Whoever decided it was a good idea to have at least one person playing a drum at a football match should have their head read. To say it drives me mad on TV coverage is a massive understatement .
Someone is playing a drum over the road from me, its getting monotonous, starts up every day around 9am and continues from time to time all through the day. I think they need to be nuked.
There is a report in the most recent RHS Plant Review of a naturalised patch of Sarracenia purpurea in the Swiss Alps.
Here's Serena Williams telling David Letterman why she's never going to play a match against Andy Murray.
All sports seem to have decided we can't stay entertained without ear splitting music or other noise. I noticed it on televised horse racing recently. And even the New Year Concert from Vienna - last time I watched it there were people blowing whistles in the audience.

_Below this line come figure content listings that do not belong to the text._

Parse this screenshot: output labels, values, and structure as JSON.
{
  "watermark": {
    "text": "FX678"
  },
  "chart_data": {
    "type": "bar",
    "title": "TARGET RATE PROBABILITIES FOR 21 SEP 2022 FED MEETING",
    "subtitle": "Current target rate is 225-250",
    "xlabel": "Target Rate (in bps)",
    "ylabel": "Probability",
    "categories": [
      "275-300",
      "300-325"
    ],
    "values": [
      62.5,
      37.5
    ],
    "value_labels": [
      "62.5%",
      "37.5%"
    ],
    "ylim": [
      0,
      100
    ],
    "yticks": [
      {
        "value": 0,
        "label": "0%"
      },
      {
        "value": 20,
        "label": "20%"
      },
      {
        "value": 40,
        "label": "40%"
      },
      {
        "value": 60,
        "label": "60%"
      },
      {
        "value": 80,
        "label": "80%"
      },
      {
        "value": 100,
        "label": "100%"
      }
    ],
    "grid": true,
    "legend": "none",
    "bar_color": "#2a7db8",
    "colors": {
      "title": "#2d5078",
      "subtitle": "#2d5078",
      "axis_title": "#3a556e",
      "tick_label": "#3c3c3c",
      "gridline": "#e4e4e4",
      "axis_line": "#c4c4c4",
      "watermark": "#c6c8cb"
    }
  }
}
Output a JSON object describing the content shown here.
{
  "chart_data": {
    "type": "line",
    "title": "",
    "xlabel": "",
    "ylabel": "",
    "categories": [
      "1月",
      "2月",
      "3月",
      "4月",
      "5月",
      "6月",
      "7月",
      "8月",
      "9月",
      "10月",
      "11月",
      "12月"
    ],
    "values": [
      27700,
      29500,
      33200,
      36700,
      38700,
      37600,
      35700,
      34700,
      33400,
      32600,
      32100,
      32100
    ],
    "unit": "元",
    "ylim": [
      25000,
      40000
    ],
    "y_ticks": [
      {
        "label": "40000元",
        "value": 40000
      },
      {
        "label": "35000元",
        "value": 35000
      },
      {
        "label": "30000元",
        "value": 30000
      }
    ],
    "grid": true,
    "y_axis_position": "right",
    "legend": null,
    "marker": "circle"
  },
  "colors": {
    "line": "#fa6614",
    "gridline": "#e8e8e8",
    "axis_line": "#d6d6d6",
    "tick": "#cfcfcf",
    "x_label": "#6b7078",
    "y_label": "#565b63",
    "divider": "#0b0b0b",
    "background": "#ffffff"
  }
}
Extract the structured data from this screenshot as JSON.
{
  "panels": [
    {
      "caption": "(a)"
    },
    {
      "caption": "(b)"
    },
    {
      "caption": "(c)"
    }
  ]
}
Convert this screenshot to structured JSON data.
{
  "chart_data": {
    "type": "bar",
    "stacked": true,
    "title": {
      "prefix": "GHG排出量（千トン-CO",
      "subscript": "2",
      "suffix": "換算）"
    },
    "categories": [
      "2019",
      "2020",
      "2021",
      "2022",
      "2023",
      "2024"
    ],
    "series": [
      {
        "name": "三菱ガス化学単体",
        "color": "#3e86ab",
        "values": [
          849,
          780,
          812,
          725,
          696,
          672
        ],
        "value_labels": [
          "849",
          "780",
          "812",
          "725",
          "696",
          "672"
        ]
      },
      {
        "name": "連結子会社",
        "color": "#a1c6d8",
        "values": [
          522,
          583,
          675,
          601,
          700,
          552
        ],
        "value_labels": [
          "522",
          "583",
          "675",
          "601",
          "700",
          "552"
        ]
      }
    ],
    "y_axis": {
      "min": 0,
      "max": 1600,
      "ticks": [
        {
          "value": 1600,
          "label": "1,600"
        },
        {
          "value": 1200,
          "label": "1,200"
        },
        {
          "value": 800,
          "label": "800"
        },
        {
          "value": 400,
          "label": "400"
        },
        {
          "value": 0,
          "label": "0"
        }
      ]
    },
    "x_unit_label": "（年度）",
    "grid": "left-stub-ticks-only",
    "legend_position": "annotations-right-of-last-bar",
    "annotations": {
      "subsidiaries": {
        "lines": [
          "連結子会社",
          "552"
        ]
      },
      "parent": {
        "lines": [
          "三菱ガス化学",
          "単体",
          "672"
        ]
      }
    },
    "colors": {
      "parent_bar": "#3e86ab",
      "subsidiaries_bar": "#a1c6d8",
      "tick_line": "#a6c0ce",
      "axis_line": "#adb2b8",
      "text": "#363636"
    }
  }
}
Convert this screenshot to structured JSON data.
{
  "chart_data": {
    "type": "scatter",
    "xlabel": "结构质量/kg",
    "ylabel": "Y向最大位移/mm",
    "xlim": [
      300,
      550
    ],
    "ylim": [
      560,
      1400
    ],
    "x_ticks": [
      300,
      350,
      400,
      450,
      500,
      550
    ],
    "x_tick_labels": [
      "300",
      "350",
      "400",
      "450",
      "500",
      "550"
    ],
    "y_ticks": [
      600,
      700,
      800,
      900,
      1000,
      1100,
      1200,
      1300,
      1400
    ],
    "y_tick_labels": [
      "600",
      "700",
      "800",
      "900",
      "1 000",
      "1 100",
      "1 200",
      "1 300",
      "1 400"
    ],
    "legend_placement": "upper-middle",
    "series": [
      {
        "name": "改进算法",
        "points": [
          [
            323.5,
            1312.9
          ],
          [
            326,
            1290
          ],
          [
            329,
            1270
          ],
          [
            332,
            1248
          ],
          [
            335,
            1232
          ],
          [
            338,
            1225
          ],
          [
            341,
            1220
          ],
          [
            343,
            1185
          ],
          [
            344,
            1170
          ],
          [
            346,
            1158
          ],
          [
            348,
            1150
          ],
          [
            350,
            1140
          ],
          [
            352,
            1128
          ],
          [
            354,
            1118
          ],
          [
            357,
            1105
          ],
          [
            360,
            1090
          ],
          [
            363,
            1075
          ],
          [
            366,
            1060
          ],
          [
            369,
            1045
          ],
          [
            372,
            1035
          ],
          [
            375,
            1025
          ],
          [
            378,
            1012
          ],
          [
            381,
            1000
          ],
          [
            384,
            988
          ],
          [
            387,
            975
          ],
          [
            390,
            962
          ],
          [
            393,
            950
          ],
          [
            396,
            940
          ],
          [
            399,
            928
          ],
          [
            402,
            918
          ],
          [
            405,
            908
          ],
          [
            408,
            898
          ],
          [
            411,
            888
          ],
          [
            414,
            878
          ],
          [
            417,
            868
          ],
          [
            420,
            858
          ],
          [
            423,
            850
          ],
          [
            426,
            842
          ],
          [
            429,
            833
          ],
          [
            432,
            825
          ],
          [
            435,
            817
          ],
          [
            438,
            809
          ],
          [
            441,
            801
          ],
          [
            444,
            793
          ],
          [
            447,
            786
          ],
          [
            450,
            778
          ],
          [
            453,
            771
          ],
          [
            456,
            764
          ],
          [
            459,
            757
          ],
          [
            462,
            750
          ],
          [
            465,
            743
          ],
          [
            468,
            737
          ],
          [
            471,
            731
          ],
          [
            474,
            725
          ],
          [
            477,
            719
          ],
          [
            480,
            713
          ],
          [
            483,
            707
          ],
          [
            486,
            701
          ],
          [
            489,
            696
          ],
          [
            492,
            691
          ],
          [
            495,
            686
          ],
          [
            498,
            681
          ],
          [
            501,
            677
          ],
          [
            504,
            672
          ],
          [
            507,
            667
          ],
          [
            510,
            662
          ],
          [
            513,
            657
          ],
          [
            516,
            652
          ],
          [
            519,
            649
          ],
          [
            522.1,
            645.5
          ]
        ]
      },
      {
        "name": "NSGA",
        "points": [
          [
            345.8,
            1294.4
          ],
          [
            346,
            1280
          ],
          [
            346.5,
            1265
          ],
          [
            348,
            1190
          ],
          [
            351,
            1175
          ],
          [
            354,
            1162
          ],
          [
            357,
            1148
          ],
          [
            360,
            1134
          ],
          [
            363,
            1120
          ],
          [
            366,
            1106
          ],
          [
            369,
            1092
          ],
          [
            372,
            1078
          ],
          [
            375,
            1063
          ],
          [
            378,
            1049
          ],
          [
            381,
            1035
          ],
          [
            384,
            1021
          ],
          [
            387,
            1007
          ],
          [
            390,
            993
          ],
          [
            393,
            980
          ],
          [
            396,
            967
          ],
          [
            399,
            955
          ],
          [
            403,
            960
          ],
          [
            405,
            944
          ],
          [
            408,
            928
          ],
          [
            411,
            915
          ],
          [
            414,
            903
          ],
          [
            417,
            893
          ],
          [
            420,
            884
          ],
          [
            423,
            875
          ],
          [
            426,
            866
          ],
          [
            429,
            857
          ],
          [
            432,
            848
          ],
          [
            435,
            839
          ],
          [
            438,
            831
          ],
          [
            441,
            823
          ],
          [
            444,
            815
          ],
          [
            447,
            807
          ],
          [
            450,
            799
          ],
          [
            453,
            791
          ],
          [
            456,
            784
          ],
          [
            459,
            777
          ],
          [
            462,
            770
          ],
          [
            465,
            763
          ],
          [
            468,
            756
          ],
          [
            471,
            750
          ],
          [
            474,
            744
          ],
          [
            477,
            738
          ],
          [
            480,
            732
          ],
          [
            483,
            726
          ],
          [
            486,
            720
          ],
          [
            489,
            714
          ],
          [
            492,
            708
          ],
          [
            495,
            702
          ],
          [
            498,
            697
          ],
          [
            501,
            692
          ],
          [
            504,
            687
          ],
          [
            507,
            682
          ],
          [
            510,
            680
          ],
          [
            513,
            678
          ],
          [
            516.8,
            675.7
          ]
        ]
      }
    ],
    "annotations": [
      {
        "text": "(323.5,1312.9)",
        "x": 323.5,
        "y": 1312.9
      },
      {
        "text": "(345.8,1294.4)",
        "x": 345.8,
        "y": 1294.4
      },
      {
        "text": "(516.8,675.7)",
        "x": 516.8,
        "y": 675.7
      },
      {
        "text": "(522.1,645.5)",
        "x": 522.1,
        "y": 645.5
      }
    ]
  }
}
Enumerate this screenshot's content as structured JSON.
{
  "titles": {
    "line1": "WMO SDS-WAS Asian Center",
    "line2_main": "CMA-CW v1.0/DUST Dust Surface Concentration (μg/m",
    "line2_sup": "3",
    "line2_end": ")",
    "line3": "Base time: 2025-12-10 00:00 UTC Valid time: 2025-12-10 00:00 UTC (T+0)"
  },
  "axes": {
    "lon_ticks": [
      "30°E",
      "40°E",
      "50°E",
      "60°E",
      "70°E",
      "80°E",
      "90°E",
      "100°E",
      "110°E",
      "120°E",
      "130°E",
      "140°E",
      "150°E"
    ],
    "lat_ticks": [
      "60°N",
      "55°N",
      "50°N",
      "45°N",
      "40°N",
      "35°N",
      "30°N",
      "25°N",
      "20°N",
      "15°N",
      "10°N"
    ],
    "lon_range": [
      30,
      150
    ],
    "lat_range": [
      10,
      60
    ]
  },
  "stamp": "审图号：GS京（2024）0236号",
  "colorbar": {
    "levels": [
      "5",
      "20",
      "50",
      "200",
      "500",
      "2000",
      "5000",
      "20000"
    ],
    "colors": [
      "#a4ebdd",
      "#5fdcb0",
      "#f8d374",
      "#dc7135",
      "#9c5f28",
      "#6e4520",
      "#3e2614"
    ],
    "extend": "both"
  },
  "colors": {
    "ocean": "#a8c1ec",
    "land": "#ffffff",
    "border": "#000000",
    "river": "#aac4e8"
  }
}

I've not bothered since.
Chess, bowls, archery, gymnastics, skiing and shooting are pretty much music free, dressage and ice dance have only the chosen music playing.
Like the last night of the Proms then, but you are only young once enjoy yourselves and remember these two events are mainly for the participants not the TV audience.
Got it: set up a play list, sync it with the New Year concert on the TV, turn the TV volume down, listen through your speaker system and watch the beautifully dressed dancers swirling around the ornate hall. No different to watching the cricket on TV with the sound off and listening to the radio commentary.
I would be extremely unhappy if I forked out to attend either of those events in person and found someone blowing a whistle in my ear throughout. Singing along to Rule Britania is a different matter.
It's not just music during sport on TV that annoys me (actually, it doesn't annoy me as I don't watch sport ) but it is music during most programmes that are not to do with music that annoy me . Music during news reports , continuing music during drama type programmes when the action that the music is dramatising has finished and conversation is going on (whaaattt? the hell is that about?) and even some cookery programmes. With some programmes the 'background music' is almost louder than the conversation.
History programs are particularly bad offenders, they tend to feature repetitive chanting or people just singing a sort of "ooo-oooo-ooo" noise which eventually makes me give up and switch off.
We don't have people playing drums but we do have cattle farting and bellching then when it feeding times we get theeeeeeeeeee straw choper if lucky it dosen't raining straw here with the wind
But you are not necessarily the target audience of these events. As for the whistle in your ear, I'd move. Or give them your best Aunt Agatha stare.
I'm definitely not the target for most programmes so turn them off when things like that happen. I can't even claim that their advertsiers are losing me as a customer as I never take notice of what they are selling - unless they are advertisements that really annoy me and I decide never to buy their product. The Heinz baked bean advertisement where the man is crying we find so obnoxious that we not only turn the sound off immediately, or switch to another programme if we don't mind losing that programme, that we have stopped buying Heinz products - not that we bought much of them anyway.